The interior is equally mad and uncompromising with sports seats and a lovely little leather and suede steering wheel, not to mention the so-ridiculous-it's-awesome boost gauge that perches on the top of the dash and gives you a frenetic visual representation of the level of insanity at any given moment.

It is, of course fantastically uncomfortable if you are too tall and is ergonomically insane - you can't see where to put the key in the ignition (yeah, it has one of those too), the seat height adjustment lever is located conveniently right next to the handbrake (so, yes, you often raise the seat height when attempting to pull on the handbrake) and the driving position is ridiculously upright and high, meaning if you are over 1.85 metres tall like me, you will never feel you are in the quite right position.

But literally none of that matters when you fire it up and the tiny car erupts into life with an angry blare from the exhausts before settling into a grumpy, menacing idle.

Nail it off the line and it is eye-wideningly aggressive as the engine snarls and bellows, while the front wheels struggle desperately for grip. Grab another gear and the exhaust crackles and bangs, while the whole angry process of acceleration continues unabated.

The relentless assault on the senses is only made wilder by the rock hard ride’s effect on things as it skips and shuffles all over the road.

All of this drama comes straight back to you through the steering wheel and seat giving you the distinct impression that you are only barely in control of a wild animal.

But you quickly become aware that it is all just for show and the 595 Competizione is actually a wonderfully controllable thing. None of the drama affects your ability to drive the car quickly and you always feel comfortably on the right side of control.

The simple fact is the 595's prime objective in life is to be massive fun to thrash on a winding road.
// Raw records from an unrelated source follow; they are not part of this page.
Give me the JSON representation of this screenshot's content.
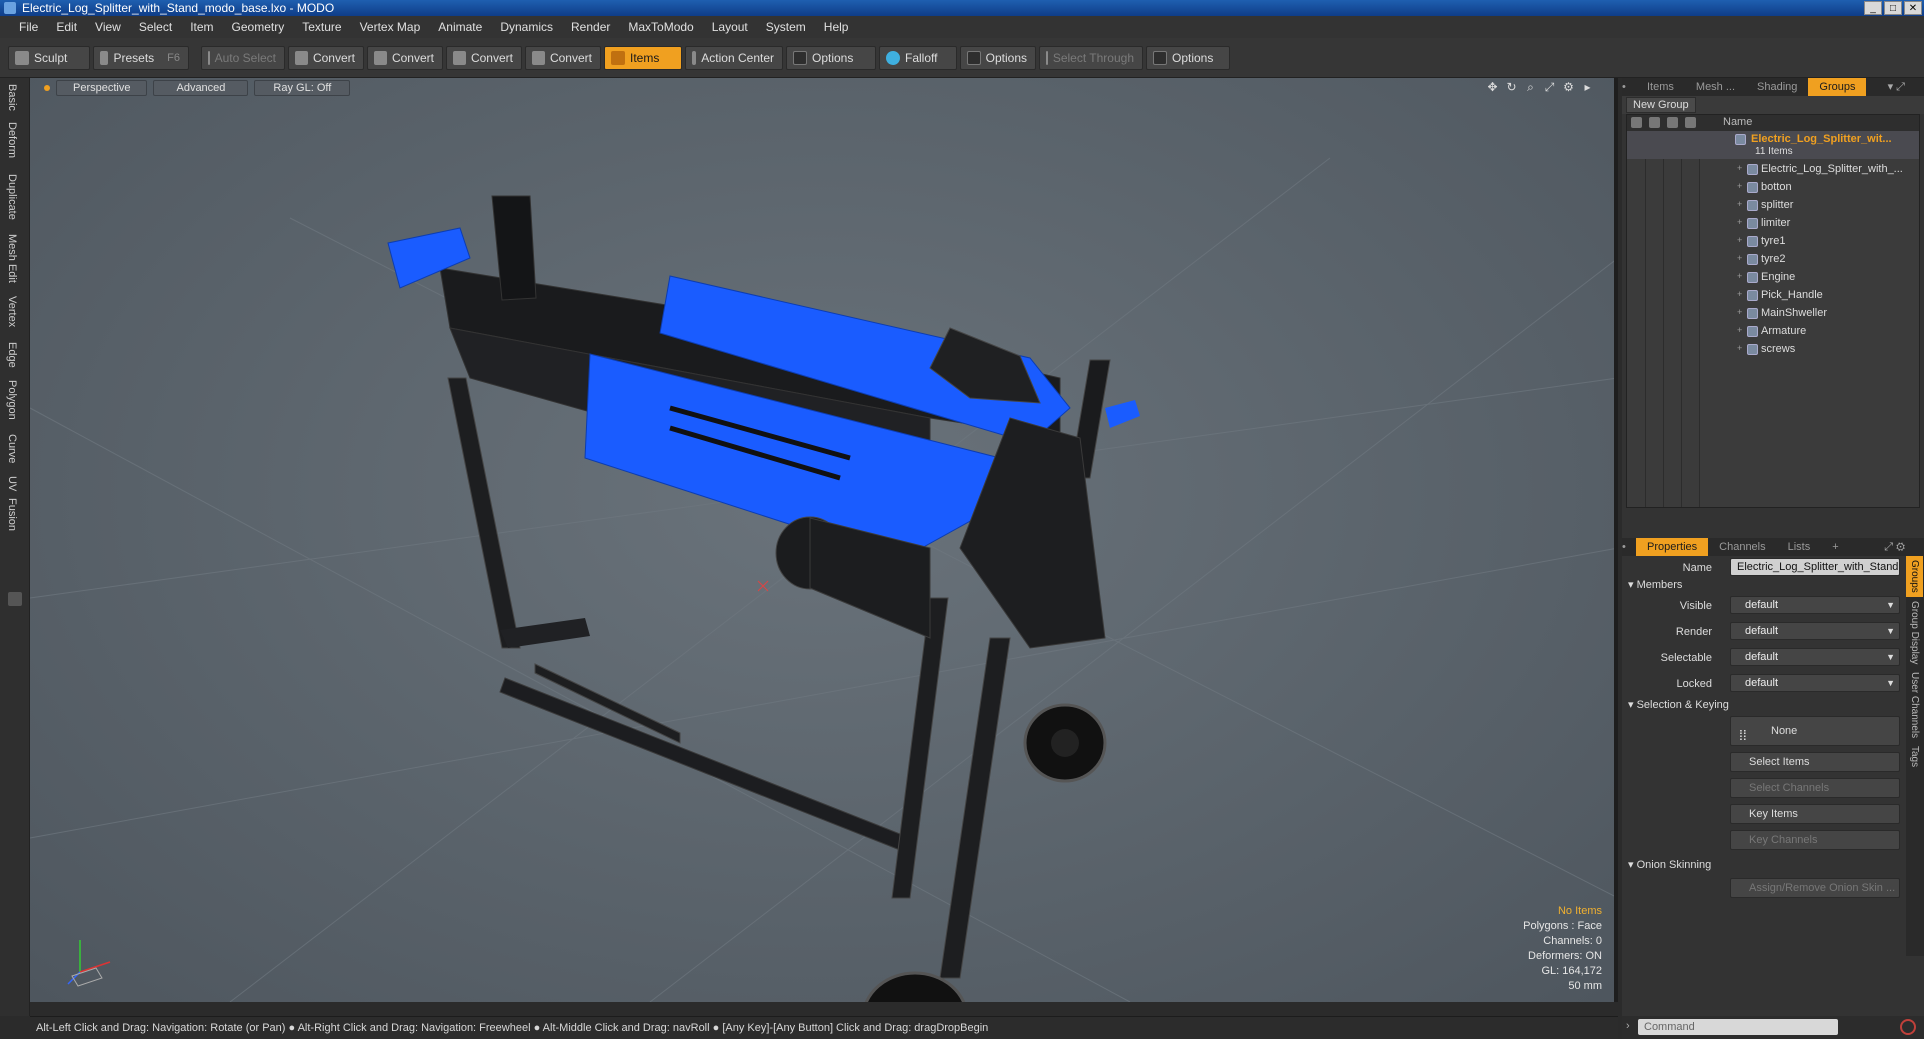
{
  "window": {
    "title": "Electric_Log_Splitter_with_Stand_modo_base.lxo - MODO"
  },
  "menu": [
    "File",
    "Edit",
    "View",
    "Select",
    "Item",
    "Geometry",
    "Texture",
    "Vertex Map",
    "Animate",
    "Dynamics",
    "Render",
    "MaxToModo",
    "Layout",
    "System",
    "Help"
  ],
  "toolbar": {
    "sculpt": "Sculpt",
    "presets": "Presets",
    "presets_key": "F6",
    "auto_select": "Auto Select",
    "convert1": "Convert",
    "convert2": "Convert",
    "convert3": "Convert",
    "convert4": "Convert",
    "items": "Items",
    "action_center": "Action Center",
    "options1": "Options",
    "falloff": "Falloff",
    "options2": "Options",
    "select_through": "Select Through",
    "options3": "Options"
  },
  "left_tabs": [
    "Basic",
    "Deform",
    "Duplicate",
    "Mesh Edit",
    "Vertex",
    "Edge",
    "Polygon",
    "Curve",
    "UV",
    "Fusion"
  ],
  "viewport": {
    "view_mode": "Perspective",
    "shading": "Advanced",
    "raygl": "Ray GL: Off",
    "stats": {
      "selection": "No Items",
      "polygons": "Polygons : Face",
      "channels": "Channels: 0",
      "deformers": "Deformers: ON",
      "gl": "GL: 164,172",
      "scale": "50 mm"
    }
  },
  "status_bar": "Alt-Left Click and Drag: Navigation: Rotate (or Pan) ● Alt-Right Click and Drag: Navigation: Freewheel ● Alt-Middle Click and Drag: navRoll ● [Any Key]-[Any Button] Click and Drag: dragDropBegin",
  "right_panel": {
    "top_tabs": [
      "Items",
      "Mesh ...",
      "Shading",
      "Groups"
    ],
    "active_top_tab": "Groups",
    "new_group": "New Group",
    "tree_header": "Name",
    "group_name": "Electric_Log_Splitter_wit...",
    "group_count": "11 Items",
    "group_items": [
      "Electric_Log_Splitter_with_...",
      "botton",
      "splitter",
      "limiter",
      "tyre1",
      "tyre2",
      "Engine",
      "Pick_Handle",
      "MainShweller",
      "Armature",
      "screws"
    ],
    "bottom_tabs": [
      "Properties",
      "Channels",
      "Lists",
      "+"
    ],
    "props": {
      "name_label": "Name",
      "name_value": "Electric_Log_Splitter_with_Stand",
      "members": "Members",
      "visible_label": "Visible",
      "visible_value": "default",
      "render_label": "Render",
      "render_value": "default",
      "selectable_label": "Selectable",
      "selectable_value": "default",
      "locked_label": "Locked",
      "locked_value": "default",
      "selection_keying": "Selection & Keying",
      "none": "None",
      "select_items": "Select Items",
      "select_channels": "Select Channels",
      "key_items": "Key Items",
      "key_channels": "Key Channels",
      "onion_skinning": "Onion Skinning",
      "assign_onion": "Assign/Remove Onion Skin ..."
    },
    "side_tabs": [
      "Groups",
      "Group Display",
      "User Channels",
      "Tags"
    ],
    "command_placeholder": "Command"
  },
  "colors": {
    "accent": "#f0a020",
    "model_blue": "#1a5cff",
    "title_blue": "#1f5fb0"
  }
}
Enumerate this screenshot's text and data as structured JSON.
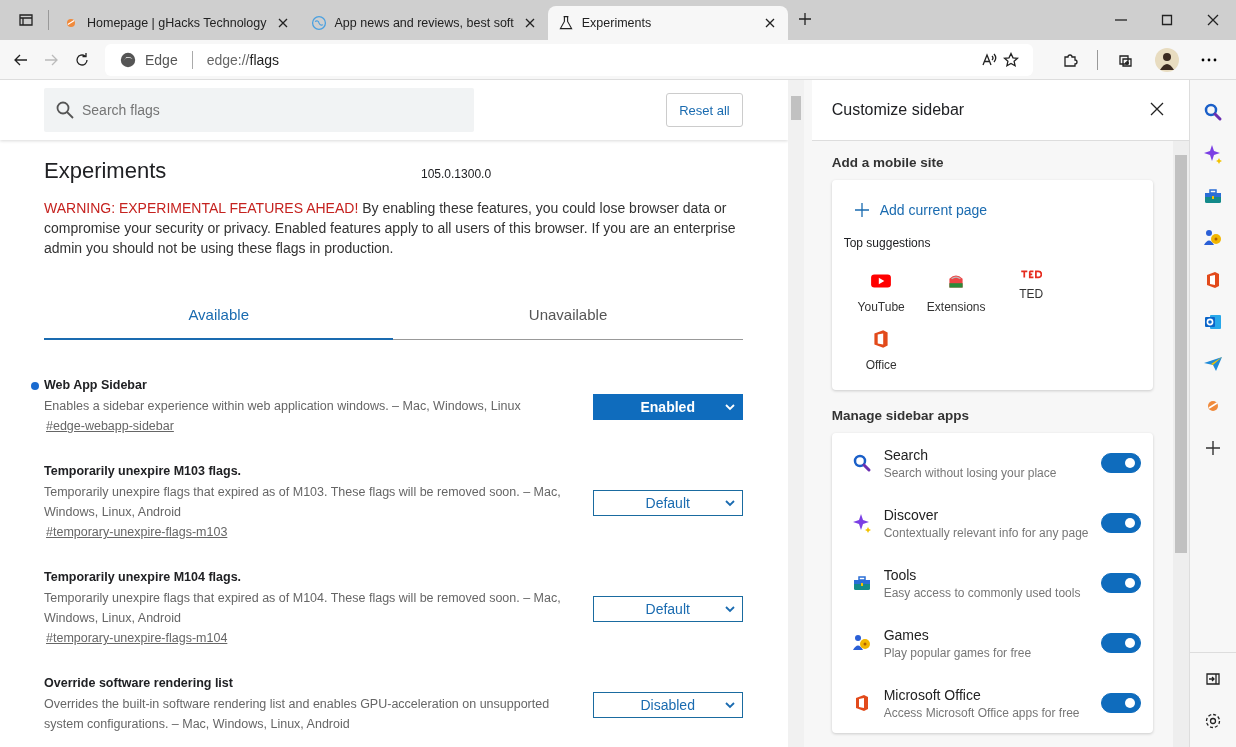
{
  "browser_tabs": [
    {
      "title": "Homepage | gHacks Technology",
      "kind": "ghacks",
      "selected": false
    },
    {
      "title": "App news and reviews, best soft",
      "kind": "globe",
      "selected": false
    },
    {
      "title": "Experiments",
      "kind": "flask",
      "selected": true
    }
  ],
  "address_bar": {
    "site_label": "Edge",
    "url_scheme": "edge://",
    "url_path": "flags"
  },
  "flags_page": {
    "search": {
      "placeholder": "Search flags"
    },
    "reset_button": "Reset all",
    "title": "Experiments",
    "version": "105.0.1300.0",
    "warning": {
      "alert": "WARNING: EXPERIMENTAL FEATURES AHEAD!",
      "text": " By enabling these features, you could lose browser data or compromise your security or privacy. Enabled features apply to all users of this browser. If you are an enterprise admin you should not be using these flags in production."
    },
    "tabs": [
      {
        "label": "Available",
        "selected": true
      },
      {
        "label": "Unavailable",
        "selected": false
      }
    ],
    "flags": [
      {
        "name": "Web App Sidebar",
        "modified": true,
        "description": "Enables a sidebar experience within web application windows. – Mac, Windows, Linux",
        "link": "#edge-webapp-sidebar",
        "value": "Enabled"
      },
      {
        "name": "Temporarily unexpire M103 flags.",
        "modified": false,
        "description": "Temporarily unexpire flags that expired as of M103. These flags will be removed soon. – Mac, Windows, Linux, Android",
        "link": "#temporary-unexpire-flags-m103",
        "value": "Default"
      },
      {
        "name": "Temporarily unexpire M104 flags.",
        "modified": false,
        "description": "Temporarily unexpire flags that expired as of M104. These flags will be removed soon. – Mac, Windows, Linux, Android",
        "link": "#temporary-unexpire-flags-m104",
        "value": "Default"
      },
      {
        "name": "Override software rendering list",
        "modified": false,
        "description": "Overrides the built-in software rendering list and enables GPU-acceleration on unsupported system configurations. – Mac, Windows, Linux, Android",
        "value": "Disabled"
      }
    ]
  },
  "customize_panel": {
    "title": "Customize sidebar",
    "mobile_section": "Add a mobile site",
    "add_current_page": "Add current page",
    "suggestions_title": "Top suggestions",
    "suggestions": [
      {
        "label": "YouTube",
        "kind": "youtube"
      },
      {
        "label": "Extensions",
        "kind": "store"
      },
      {
        "label": "TED",
        "kind": "ted"
      },
      {
        "label": "Office",
        "kind": "office"
      }
    ],
    "apps_section": "Manage sidebar apps",
    "apps": [
      {
        "name": "Search",
        "description": "Search without losing your place",
        "kind": "search",
        "on": true
      },
      {
        "name": "Discover",
        "description": "Contextually relevant info for any page",
        "kind": "sparkle",
        "on": true
      },
      {
        "name": "Tools",
        "description": "Easy access to commonly used tools",
        "kind": "toolbox",
        "on": true
      },
      {
        "name": "Games",
        "description": "Play popular games for free",
        "kind": "games",
        "on": true
      },
      {
        "name": "Microsoft Office",
        "description": "Access Microsoft Office apps for free",
        "kind": "office",
        "on": true
      }
    ]
  },
  "sidebar_apps": [
    {
      "kind": "search"
    },
    {
      "kind": "sparkle"
    },
    {
      "kind": "toolbox"
    },
    {
      "kind": "games"
    },
    {
      "kind": "office"
    },
    {
      "kind": "outlook"
    },
    {
      "kind": "send"
    },
    {
      "kind": "ghacks"
    },
    {
      "kind": "plus"
    }
  ]
}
Which is good, because around town it is awful.

The hard ride wears you down quickly and the single-clutch automated manual transmission is painfully slow and clunky in automatic mode. Fortunately treating it like a manual and lifting off the throttle makes it vaguely civilised, and this quickly becomes a natural thing to do.

While the 595 is a staggering bargain compared to the car that it originated from, its $39,990 starting price (for the manual version, our test car is the $42,490 'auto') is actually a bit more than its most obvious competition - mainly the auto-only $39,740 Volkswagen Polo GTI and the manual-only $35,490 Ford Fiesta ST.

Both the other hot littlies are far more civilised cars around town and super easy to live with as a daily driver, as well as being more powerful.

But neither have the Abarth's berserker attitude that makes every drive feel like a Valkyrie charge directly into the flaming mouth of madness accompanied by an army of screaming baboons, hungry wolves and Vikings.

And that is what makes it so very special.